FASTER Framework Slashes Robot Reaction Latency by 10x
- •FASTER framework reduces Vision-Language-Action (VLA) reaction latency via horizon-aware sampling.
- •System achieves 10x faster immediate reaction times compared to current flow-based VLA models.
- •Real-world tests demonstrate high-speed responsiveness in dynamic tasks like robotic table tennis.
Deploying AI models into the physical world requires robots to react almost instantaneously to environmental shifts. While current Vision-Language-Action (VLA) models—which translate visual inputs and text instructions into physical movements—can generate smooth trajectories, they often suffer from significant reaction lag. This delay occurs because standard systems wait to calculate an entire sequence of movements before starting the first one, a bottleneck that makes high-speed tasks like sports nearly impossible for AI.
Researchers from The University of Hong Kong have introduced FASTER (Fast Action Sampling for ImmediaTE Reaction) to bridge this gap. By rethinking how models group sequences of actions together (action chunking), the team developed a Horizon-Aware Schedule. Instead of treating every step in a planned movement sequence with equal importance, this method prioritizes the very first action. It compresses the initial calculation—the process of refining data from noise (denoising)—into a single step, allowing the robot to begin moving ten times faster than previous leading models.

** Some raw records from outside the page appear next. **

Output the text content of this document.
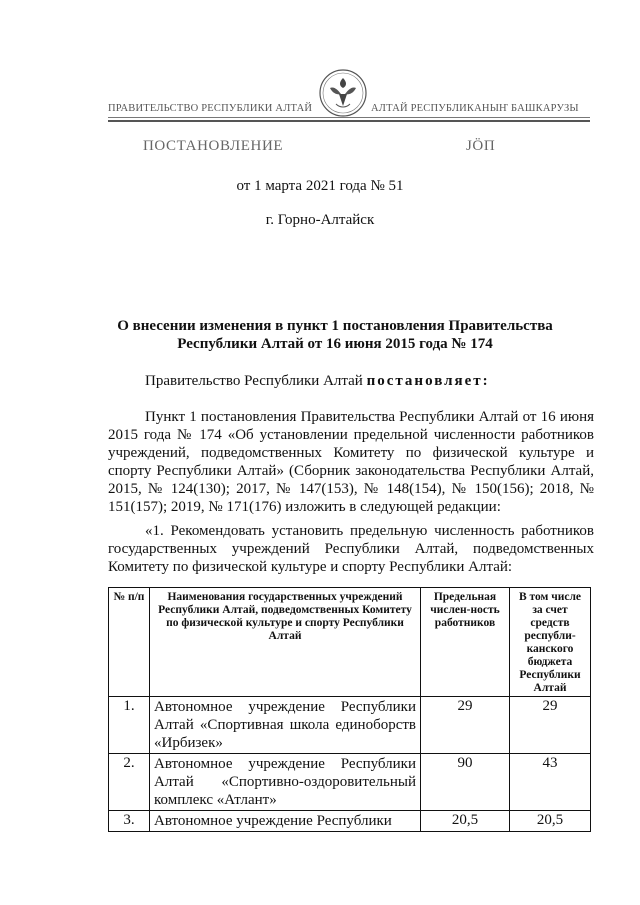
ПРАВИТЕЛЬСТВО РЕСПУБЛИКИ АЛТАЙ	АЛТАЙ РЕСПУБЛИКАНЫҤ БАШКАРУЗЫ
ПОСТАНОВЛЕНИЕ	ЈӦП
от 1 марта 2021 года № 51
г. Горно-Алтайск
О внесении изменения в пункт 1 постановления Правительства Республики Алтай от 16 июня 2015 года № 174
Правительство Республики Алтай постановляет:
Пункт 1 постановления Правительства Республики Алтай от 16 июня 2015 года № 174 «Об установлении предельной численности работников учреждений, подведомственных Комитету по физической культуре и спорту Республики Алтай» (Сборник законодательства Республики Алтай, 2015, № 124(130); 2017, № 147(153), № 148(154), № 150(156); 2018, № 151(157); 2019, № 171(176) изложить в следующей редакции:
«1. Рекомендовать установить предельную численность работников государственных учреждений Республики Алтай, подведомственных Комитету по физической культуре и спорту Республики Алтай:
№ п/п	Наименования государственных учреждений Республики Алтай, подведомственных Комитету по физической культуре и спорту Республики Алтай	Предельная числен-ность работников	В том числе за счет средств республи-канского бюджета Республики Алтай
1.	Автономное учреждение Республики Алтай «Спортивная школа единоборств «Ирбизек»	29	29
2.	Автономное учреждение Республики Алтай «Спортивно-оздоровительный комплекс «Атлант»	90	43
3.	Автономное учреждение Республики	20,5	20,5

Crucially, this speed boost does not sacrifice the quality of the robot's overall path. The system maintains a streaming connection between the AI's processing unit and the robot's physical hardware, ensuring smooth execution even on consumer-grade hardware. In real-world demonstrations, the FASTER framework enabled a robot to handle the chaotic dynamics of table tennis, proving that general-purpose AI policies can finally match the split-second demands of the physical world.